Wenngleich das von Dämonologen ausgebildete und übrigens auch von Gegnern der Verfolgung (Johann Weyer, Friedrich Spee) adaptierte Hexenstereotyp die arme, alte, verwitwete Frau als angebliche Teufelsbuhlerin in den Vordergrund stellte, wurde dieses Opfermuster jedoch schon bei frühen Verfolgungen wie auch den späteren massenhaften Hexenjagden gegen Ende des 16. und im Laufe des 17. Jahrhunderts immer wieder durchbrochen. Junge, verheiratete Frauen, Kinder, Jugendliche, Männer, Amtsträger und Geistliche gerieten zunehmend in den Hexereiverfahren unter Anklage. Obwohl heute immer noch in unkritischen (Print)medien klischeehaft verbreitet, gehörten jedoch gerade Hebammen nicht zu den bevorzugten Opfern der Hexenjagden.

Insgesamt bieten die europäischen Hexenverfolgungen der Frühen Neuzeit ein recht disparates Bild. Es gab keine große, zusammenhängende Verfolgung auf dem Kontinent über den gesamten Zeitraum hinweg; für die einzelnen regionalen, nicht selten endemisch auftretenden, sich oft aber auch epidemisch ausbreitenden Hexenpaniken ist immer eine Vielzahl verschiedener Ursachen verantwortlich. Nicht jede Hungerkrise führte zu Hexenprozessen, bei weitem nicht aus jedem Zaubereiverdacht entwickelte sich eine gerichtsrelevante Anklage wegen Hexerei; nicht jede Anklage wegen Schadenzauber unterstellte auch den Teufelspakt, nicht jedes Hexereiverfahren endete mit einem Todesurteil, und nicht jeder Zaubereiprozess zog automatisch andere Verfahren nach sich, deren Dynamik in Massenhinrichtungen endete.

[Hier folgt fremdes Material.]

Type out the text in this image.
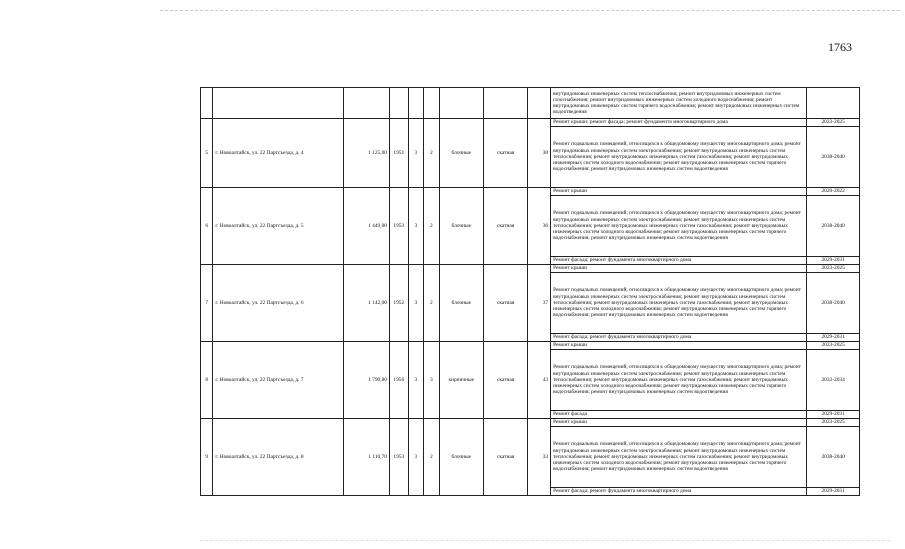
1763
									внутридомовых инженерных систем теплоснабжения; ремонт внутридомовых инженерных систем газоснабжения; ремонт внутридомовых инженерных систем холодного водоснабжения; ремонт внутридомовых инженерных систем горячего водоснабжения; ремонт внутридомовых инженерных систем водоотведения	
5	г. Новоалтайск, ул. 22 Партсъезда, д. 4	1 125,00	1951	3	2	блочные	скатная	30	Ремонт крыши; ремонт фасада; ремонт фундамента многоквартирного дома	2023-2025
									Ремонт подвальных помещений, относящихся к общедомовому имуществу многоквартирного дома; ремонт внутридомовых инженерных систем электроснабжения; ремонт внутридомовых инженерных систем теплоснабжения; ремонт внутридомовых инженерных систем газоснабжения; ремонт внутридомовых инженерных систем холодного водоснабжения; ремонт внутридомовых инженерных систем горячего водоснабжения; ремонт внутридомовых инженерных систем водоотведения	2038-2040
6	г. Новоалтайск, ул. 22 Партсъезда, д. 5	1 449,00	1953	3	2	блочные	скатная	36	Ремонт крыши	2020-2022
									Ремонт подвальных помещений, относящихся к общедомовому имуществу многоквартирного дома; ремонт внутридомовых инженерных систем электроснабжения; ремонт внутридомовых инженерных систем теплоснабжения; ремонт внутридомовых инженерных систем газоснабжения; ремонт внутридомовых инженерных систем холодного водоснабжения; ремонт внутридомовых инженерных систем горячего водоснабжения; ремонт внутридомовых инженерных систем водоотведения	2038-2040
									Ремонт фасада; ремонт фундамента многоквартирного дома	2029-2031
7	г. Новоалтайск, ул. 22 Партсъезда, д. 6	1 142,00	1952	3	2	блочные	скатная	37	Ремонт крыши	2023-2025
									Ремонт подвальных помещений, относящихся к общедомовому имуществу многоквартирного дома; ремонт внутридомовых инженерных систем электроснабжения; ремонт внутридомовых инженерных систем теплоснабжения; ремонт внутридомовых инженерных систем газоснабжения; ремонт внутридомовых инженерных систем холодного водоснабжения; ремонт внутридомовых инженерных систем горячего водоснабжения; ремонт внутридомовых инженерных систем водоотведения	2038-2040
									Ремонт фасада; ремонт фундамента многоквартирного дома	2029-2031
8	г. Новоалтайск, ул. 22 Партсъезда, д. 7	1 790,80	1956	3	3	кирпичные	скатная	43	Ремонт крыши	2023-2025
									Ремонт подвальных помещений, относящихся к общедомовому имуществу многоквартирного дома; ремонт внутридомовых инженерных систем электроснабжения; ремонт внутридомовых инженерных систем теплоснабжения; ремонт внутридомовых инженерных систем газоснабжения; ремонт внутридомовых инженерных систем холодного водоснабжения; ремонт внутридомовых инженерных систем горячего водоснабжения; ремонт внутридомовых инженерных систем водоотведения	2032-2034
									Ремонт фасада	2029-2031
9	г. Новоалтайск, ул. 22 Партсъезда, д. 8	1 110,70	1953	3	2	блочные	скатная	33	Ремонт крыши	2023-2025
									Ремонт подвальных помещений, относящихся к общедомовому имуществу многоквартирного дома; ремонт внутридомовых инженерных систем электроснабжения; ремонт внутридомовых инженерных систем теплоснабжения; ремонт внутридомовых инженерных систем газоснабжения; ремонт внутридомовых инженерных систем холодного водоснабжения; ремонт внутридомовых инженерных систем горячего водоснабжения; ремонт внутридомовых инженерных систем водоотведения	2038-2040
									Ремонт фасада; ремонт фундамента многоквартирного дома	2029-2031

Trotz aller zeitlichen und regionalen Unterschiede lassen sich jedoch mehrere gemeinsame Faktoren herausarbeiten, die in Europa intensive Hexenjagden auslösen konnten; in den einzelnen Verfolgungsgebieten mussten sie nicht immer vollzählig, nicht immer gleichzeitig und auch nicht immer in gleicher Intensität auftreten.

1. Die Krisenszenarien
Grundsätzlich muss für die Jahrhunderte zwischen 1400 und 1700 von einer intensiven Umbruchs- und Krisenzeit ausgegangen werden. Die bereits erwähnte, gern als ‚Kleine Eiszeit' bezeichnete Klimaverschlechterung bedingte langfristige Preissteigerungen. In vielen Regionen, wie zum Beispiel in Bayern, Kurtrier und Schleswig-Holstein, fielen Perioden extremer Teuerung mit Perioden extremer Hexenjagden zusammen. Dieser besonders von Behringer betonte Faktor wurde verstärkt durch die bekannten anderen Krisenphänome wie Pestilenz, andere Seuchen und Kriege. Hinzu kam eine tiefgehende Verunsicherung durch Reformation und Gegenreformation, die ihrerseits jeweils stärkere Disziplinierungsversuche bei Landesherren und Kirchen auslösten. In diesem Zusammenhang spricht Behringer von einer allgemeinen ‚Verdüsterung des Weltbildes'. So wurde Heinrich Institoris wohl sicher von apokalyptischen Ängsten vor dem nahen Ende der Welt getrieben und propagierte daher einen mit den Kohorten des Bösen, mit den Hexen, auszufechtenden Endkampf. Auch die Dämonologen des 16. und 17. Jahrhunderts beschworen immer wieder existentielle Ängste herauf. Dass die in gelehrten Kreisen verbreitete Vorstellung auch einfache Menschen erfasste, belegen die Worte eines moselländischen Winzers, der Ende des 16. Jahrhunderts seine Verzweiflung in einen schlichten Satz fasste: "Gott ist tot und der Teufel ist jetzt Meister!"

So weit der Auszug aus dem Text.